Illustration: Lindsey Bailey/Axios
Anthropic's new automated analysis tool provides some fresh insights into how the model operator weeds out malicious users trying to manipulate its Claude chatbot.
Why it matters: Distinguishing adversaries' queries from run-of-the-mill user inputs is the biggest challenge model operators face in their quest to identify and stop emerging threats.
Driving the news: Anthropic released details last week about its new Clio tool — which studies what users are asking Claude in a similar way to how Google tracks search trends.
- The tool can help Anthropic assess how everyday users are relying on Claude — and it can detect new threat actors trying to use the chatbot to do their bidding.
- Anthropic even used the tool to monitor queries about elections around the world in 2024.

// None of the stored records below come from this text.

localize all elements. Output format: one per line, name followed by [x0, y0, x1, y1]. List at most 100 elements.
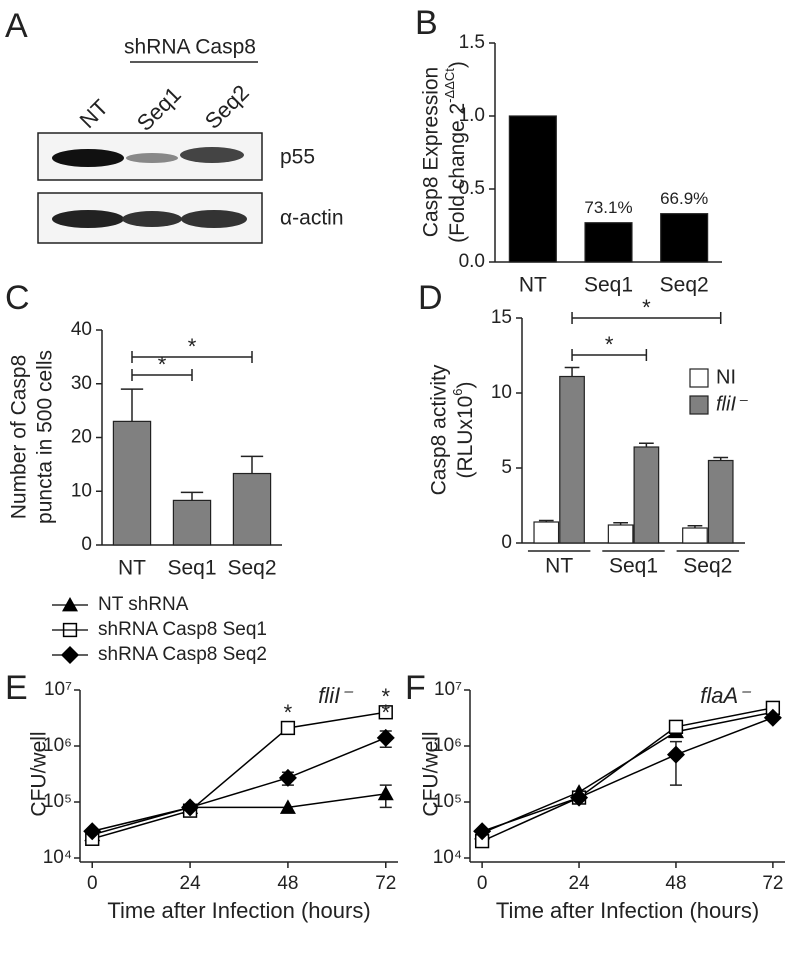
bar — [112, 420, 152, 546]
lane-label: NT — [75, 95, 113, 133]
significance-bracket — [131, 351, 253, 363]
x-tick-label: 72 — [375, 873, 396, 894]
y-axis-label: puncta in 500 cells — [34, 350, 57, 524]
y-axis-label: Casp8 Expression — [420, 67, 443, 237]
bar — [660, 213, 709, 263]
error-bar — [564, 366, 580, 377]
x-axis-label: Time after Infection (hours) — [107, 898, 370, 923]
significance-label: * — [158, 352, 167, 377]
x-tick-label: NT — [519, 274, 547, 297]
x-tick-label: Seq2 — [227, 557, 276, 580]
y-tick-label: 0.5 — [459, 178, 485, 199]
panel-letter: E — [5, 669, 28, 707]
point — [279, 799, 296, 814]
legend-label: NT shRNA — [98, 594, 189, 615]
bar — [533, 521, 560, 544]
x-tick-label: Seq1 — [167, 557, 216, 580]
point — [668, 719, 684, 734]
legend-label: shRNA Casp8 Seq2 — [98, 644, 267, 665]
series-line — [481, 707, 774, 842]
group-label: shRNA Casp8 — [124, 36, 256, 59]
y-axis-label: CFU/well — [420, 731, 443, 816]
y-axis-label-part: -ΔΔCt — [442, 68, 457, 103]
point — [83, 822, 102, 841]
panel-letter: D — [418, 279, 443, 317]
legend-label: NI — [716, 366, 736, 388]
x-tick-label: Seq1 — [609, 555, 658, 578]
series-line — [481, 717, 774, 832]
x-tick-label: Seq2 — [660, 274, 709, 297]
y-tick-label: 10⁵ — [433, 791, 462, 812]
bar-annotation: 73.1% — [584, 198, 632, 217]
band-label: α-actin — [280, 207, 344, 230]
y-tick-label: 10⁷ — [44, 679, 72, 700]
significance-bracket — [571, 312, 722, 324]
error-bar — [538, 519, 554, 522]
chart-title: fliI⁻ — [318, 683, 354, 708]
y-tick-label: 1.0 — [459, 105, 485, 126]
y-axis-label-part: ) — [446, 61, 469, 68]
y-tick-label: 10⁷ — [434, 679, 462, 700]
significance-bracket — [131, 369, 193, 381]
panel-letter: F — [405, 669, 426, 707]
x-tick-label: 48 — [277, 873, 298, 894]
series-line — [92, 793, 386, 836]
y-axis-label-part: (RLUx10 — [454, 396, 477, 479]
x-tick-label: 0 — [87, 873, 98, 894]
y-tick-label: 10⁴ — [433, 847, 462, 868]
y-tick-label: 0.0 — [459, 251, 485, 272]
y-tick-label: 10 — [71, 480, 92, 501]
y-tick-label: 0 — [81, 534, 92, 555]
x-tick-label: Seq1 — [584, 274, 633, 297]
bar — [682, 527, 708, 544]
y-tick-label: 10⁴ — [43, 847, 72, 868]
legend-marker — [62, 597, 78, 612]
point — [278, 768, 297, 787]
point — [473, 822, 492, 841]
y-tick-label: 1.5 — [459, 32, 485, 53]
point — [280, 720, 296, 736]
x-tick-label: NT — [545, 555, 573, 578]
point — [376, 728, 395, 747]
y-tick-label: 10⁶ — [43, 735, 72, 756]
bar — [508, 115, 557, 263]
significance-label: * — [188, 334, 197, 359]
bar — [172, 499, 212, 546]
y-tick-label: 10 — [491, 382, 512, 403]
y-axis-label-part: 6 — [450, 388, 465, 395]
legend-label: fliI⁻ — [716, 393, 748, 415]
x-tick-label: 72 — [762, 873, 783, 894]
significance-label: * — [642, 295, 651, 320]
y-tick-label: 30 — [71, 373, 92, 394]
series-line — [92, 711, 386, 840]
legend-swatch — [689, 368, 709, 388]
legend-swatch — [689, 395, 709, 415]
lane-label: Seq2 — [200, 80, 254, 134]
y-tick-label: 10⁶ — [433, 735, 462, 756]
y-tick-label: 40 — [71, 319, 92, 340]
y-tick-label: 15 — [491, 307, 512, 328]
error-bar — [713, 456, 729, 461]
y-tick-label: 0 — [501, 532, 512, 553]
bar-annotation: 66.9% — [660, 189, 708, 208]
point — [570, 788, 589, 807]
panel-letter: B — [415, 4, 438, 42]
y-axis-label: Number of Casp8 — [8, 355, 31, 520]
lane-label: Seq1 — [132, 82, 186, 136]
panel-letter: A — [5, 7, 28, 45]
x-tick-label: 0 — [477, 873, 488, 894]
series-line — [481, 711, 774, 834]
significance-label: * — [381, 684, 390, 709]
y-axis-label-part: (Fold change 2 — [446, 103, 469, 243]
significance-bracket — [571, 349, 648, 361]
y-axis-label: CFU/well — [28, 731, 51, 816]
y-axis-label: (RLUx106) — [450, 381, 477, 478]
error-bar — [639, 442, 654, 447]
chart-title: flaA⁻ — [700, 683, 752, 708]
bar — [232, 472, 272, 546]
bar — [707, 459, 734, 544]
x-tick-label: Seq2 — [683, 555, 732, 578]
point — [378, 705, 393, 720]
panel-letter: C — [5, 279, 30, 317]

Zoom in: Clio extracts "facets" from each conversation with Claude, such as metadata about the conversation topic or the number of back-and-forths someone has with the chatbot.
- Conversations that are similar are then grouped together by theme or topic, and each cluster receives a new descriptive title and summary.
- Clusters are then ranked on a hierarchy that Anthropic's human analysts can use to explore patterns and potential abuses.
- For example, a cluster that's named "generate misleading content for campaign fundraising emails" would get analysts' attention, the company wrote in a blog post.
The intrigue: Clio anonymizes and aggregates all of the data it ingests, and it is instructed to remove any personal details from the conversations before clustering them.
Between the lines: Anthropic dubs this a "bottom-up" approach.
- Typically, trust and safety teams across companies set up tools that are aimed at flagging specific keywords or predicting malicious use cases. Anthropic considers this a "top-down" approach.
- Clio was able to identify malicious use cases that Anthropic's top-down approach didn't, the company said.
What we're watching: Anthropic is hoping to see other model makers adopt similar tools to help weed out abuse on their platforms.